Dans la peinture occidentale, les apôtres sont souvent traités dans un contexte tiré d’une scène des Évangiles. Dans les icônes de tradition orthodoxe, ils sont représentés plus solennellement, figés en buste dans la feuille d’or et vénérés pour leur personne – la planche peinte devenant un sacramental, parfois même un objet de culte. Ici, ni l’un ni l’autre : le portrait d’un apôtre anonyme est figuré en plan rapproché, plaqué sur la toile, sans décor ni arrière-plan.

L’identification est donc hasardeuse même si nous avons notre petite idée. Le disciple est peint sur le modèle d’un paysan italien; c’est écrit sur le cartel et c’est une vieille tradition. Les modèles, souvent sortis de la rue ou d’une taverne voisine, servaient au réalisme et à la crédibilité des personnages. Le cinéaste Pasolini, cent trente ans plus tard, fera exactement la même chose dans son très bel Évangile selon saint Matthieu ; villageois calabrais et cultivateurs des Pouilles furent embauchés comme comédiens pour devenir des apôtres aux visages burinés et aux mains calleuses – comme l’étaient probablement les originaux.

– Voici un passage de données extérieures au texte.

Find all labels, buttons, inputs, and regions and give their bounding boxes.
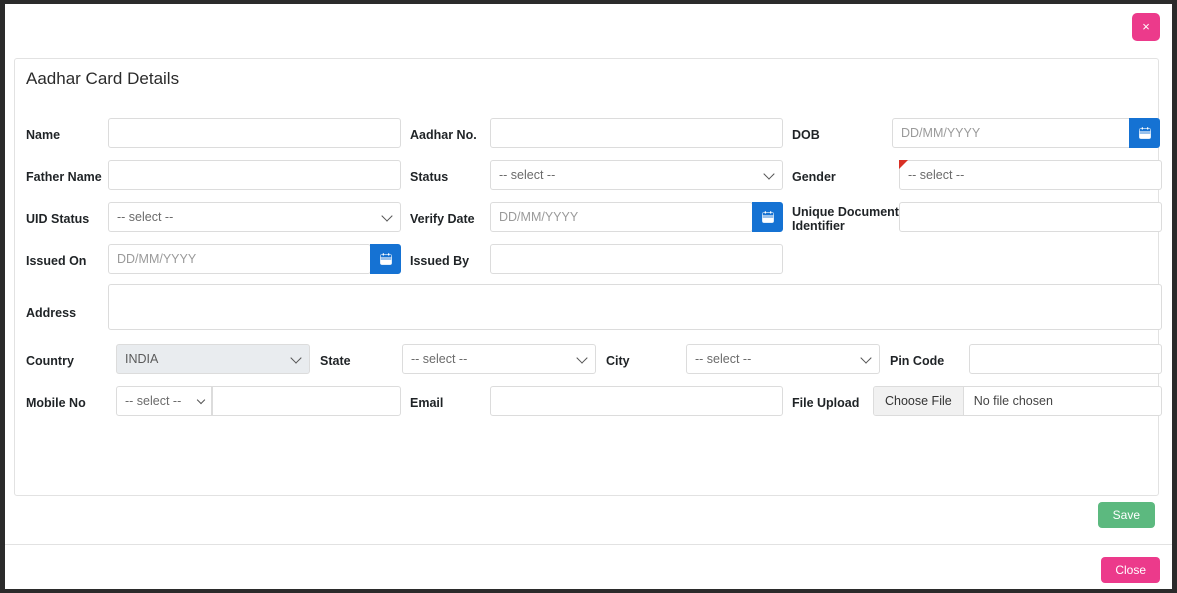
verify-date-input[interactable] — [490, 202, 753, 232]
form-row-2: Father Name Status -- select -- Gender -… — [15, 146, 1162, 190]
address-textarea[interactable] — [108, 284, 1162, 330]
chevron-down-icon — [381, 210, 393, 222]
aadhar-form: Name Aadhar No. DOB DD/MM/YYYY Father Na… — [15, 104, 1162, 418]
chevron-down-icon — [763, 168, 775, 180]
city-select[interactable]: -- select -- — [686, 344, 880, 374]
country-select[interactable]: INDIA — [116, 344, 310, 374]
label-verify-date: Verify Date — [410, 212, 475, 226]
aadhar-details-panel: Aadhar Card Details Name Aadhar No. DOB — [14, 58, 1162, 496]
label-country: Country — [26, 354, 74, 368]
label-issued-on: Issued On — [26, 254, 87, 268]
label-file-upload: File Upload — [792, 396, 860, 410]
issued-on-input[interactable] — [108, 244, 371, 274]
label-name: Name — [26, 128, 61, 142]
chevron-down-icon — [196, 395, 206, 405]
pin-code-input[interactable] — [969, 344, 1162, 374]
name-input[interactable] — [108, 118, 401, 148]
form-row-7: Mobile No -- select -- Email File Upload… — [15, 376, 1162, 418]
label-uid-status: UID Status — [26, 212, 90, 226]
label-mobile-no: Mobile No — [26, 396, 86, 410]
mobile-no-input[interactable] — [212, 386, 401, 416]
save-button[interactable]: Save — [1097, 502, 1155, 528]
chevron-down-icon — [576, 352, 588, 364]
form-row-1: Name Aadhar No. DOB — [15, 104, 1160, 148]
city-select-value: -- select -- — [695, 352, 752, 366]
gender-select-value: -- select -- — [908, 168, 965, 182]
save-bar: Save — [14, 500, 1159, 542]
gender-select[interactable]: -- select -- — [899, 160, 1162, 190]
email-input[interactable] — [490, 386, 783, 416]
label-pin-code: Pin Code — [890, 354, 945, 368]
footer-divider — [5, 544, 1172, 545]
chevron-down-icon — [860, 352, 872, 364]
form-row-5: Address — [15, 272, 1162, 334]
dob-input[interactable] — [892, 118, 1138, 148]
chevron-down-icon — [290, 352, 302, 364]
label-issued-by: Issued By — [410, 254, 470, 268]
label-dob: DOB — [792, 128, 820, 142]
screen: × Aadhar Card Details Name Aadhar No. DO… — [0, 0, 1177, 593]
close-icon[interactable]: × — [1132, 13, 1160, 41]
state-select-value: -- select -- — [411, 352, 468, 366]
label-udi-line1: Unique Document — [792, 205, 899, 219]
status-select-value: -- select -- — [499, 168, 556, 182]
state-select[interactable]: -- select -- — [402, 344, 596, 374]
window-frame-bottom — [0, 589, 1177, 593]
label-state: State — [320, 354, 351, 368]
issued-by-input[interactable] — [490, 244, 783, 274]
verify-date-calendar-icon[interactable] — [752, 202, 783, 232]
form-row-6: Country INDIA State -- select -- City --… — [15, 334, 1162, 376]
form-row-3: UID Status -- select -- Verify Date DD/M… — [15, 188, 1162, 233]
form-row-4: Issued On Issued By — [15, 230, 1160, 274]
father-name-input[interactable] — [108, 160, 401, 190]
label-gender: Gender — [792, 170, 836, 184]
close-button[interactable]: Close — [1101, 557, 1160, 583]
status-select[interactable]: -- select -- — [490, 160, 783, 190]
issued-on-calendar-icon[interactable] — [370, 244, 401, 274]
label-address: Address — [26, 306, 77, 320]
file-upload-status: No file chosen — [973, 394, 1053, 408]
country-select-value: INDIA — [125, 352, 159, 366]
file-upload-control[interactable]: Choose File No file chosen — [873, 386, 1162, 416]
label-aadhar-no: Aadhar No. — [410, 128, 477, 142]
aadhar-card-modal: × Aadhar Card Details Name Aadhar No. DO… — [5, 4, 1172, 589]
aadhar-no-input[interactable] — [490, 118, 783, 148]
label-email: Email — [410, 396, 444, 410]
mobile-country-code-value: -- select -- — [125, 394, 182, 408]
choose-file-button[interactable]: Choose File — [874, 387, 964, 415]
dob-calendar-icon[interactable] — [1129, 118, 1160, 148]
uid-status-select-value: -- select -- — [117, 210, 174, 224]
page-title: Aadhar Card Details — [26, 69, 180, 88]
label-city: City — [606, 354, 630, 368]
uid-status-select[interactable]: -- select -- — [108, 202, 401, 232]
label-status: Status — [410, 170, 449, 184]
mobile-country-code-select[interactable]: -- select -- — [116, 386, 212, 416]
label-father-name: Father Name — [26, 170, 102, 184]
unique-document-identifier-input[interactable] — [899, 202, 1162, 232]
window-frame-right — [1172, 0, 1177, 593]
label-unique-document-identifier: Unique Document Identifier — [792, 205, 902, 233]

Vu la tête affichée par celui du tableau – un mouvement d’humeur, une bouderie? – il est fort à parier que l’apôtre en question soit saint Pierre. Soupe au lait, fougueux, quelquefois énervant, ce pêcheur de Galilée fut un disciple imprévisible. On l’imagine très bien fâché, marmonnant dans son coin après que Jésus, par exemple, eut montré plus d’égards à saint Jean, jeune homme mystique et délicat, alors que lui, Pierre, à la limite de la brute, se coltinait concrètement tout le boulot. Il suffit de relire les Évangiles pour s’en convaincre.

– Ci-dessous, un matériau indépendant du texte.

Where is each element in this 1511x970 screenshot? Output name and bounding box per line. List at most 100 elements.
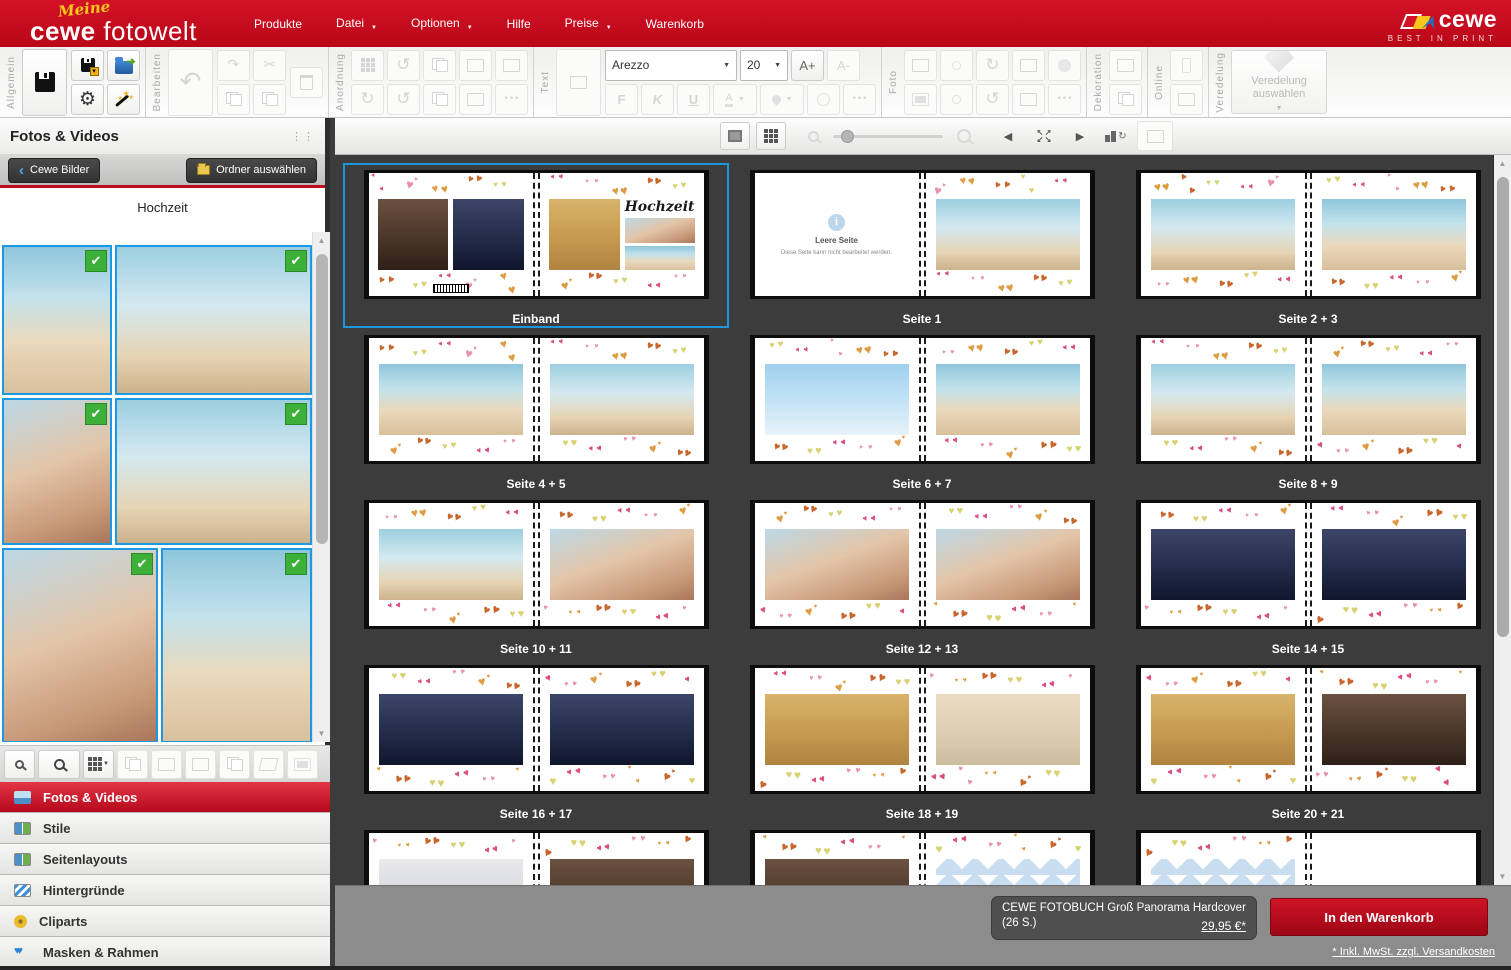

Paul Delaroche, très célèbre en son temps, était le peintre de « l’anecdote historique ». Ce nouveau genre s’attachait à coller au plus vraisemblable en mettant l’accent sur la sensibilité des personnages. Après le lyrisme échevelé du romantisme et l’affectation de la peinture troubadour, Delaroche se consacra dans la voie du « juste milieu », comme le régime qu’il servait, celui de Louis-Philippe, la Monarchie de Juillet. Ni absolutiste ni trop progressiste, le profil même de l’artiste médian et tempéré. Le peintre bourgeois, pour faire court. C’est peut-être pour cela qu’on ne se souvient plus très bien de lui. À tort d’ailleurs, ne serait-ce que pour cet étonnant portrait.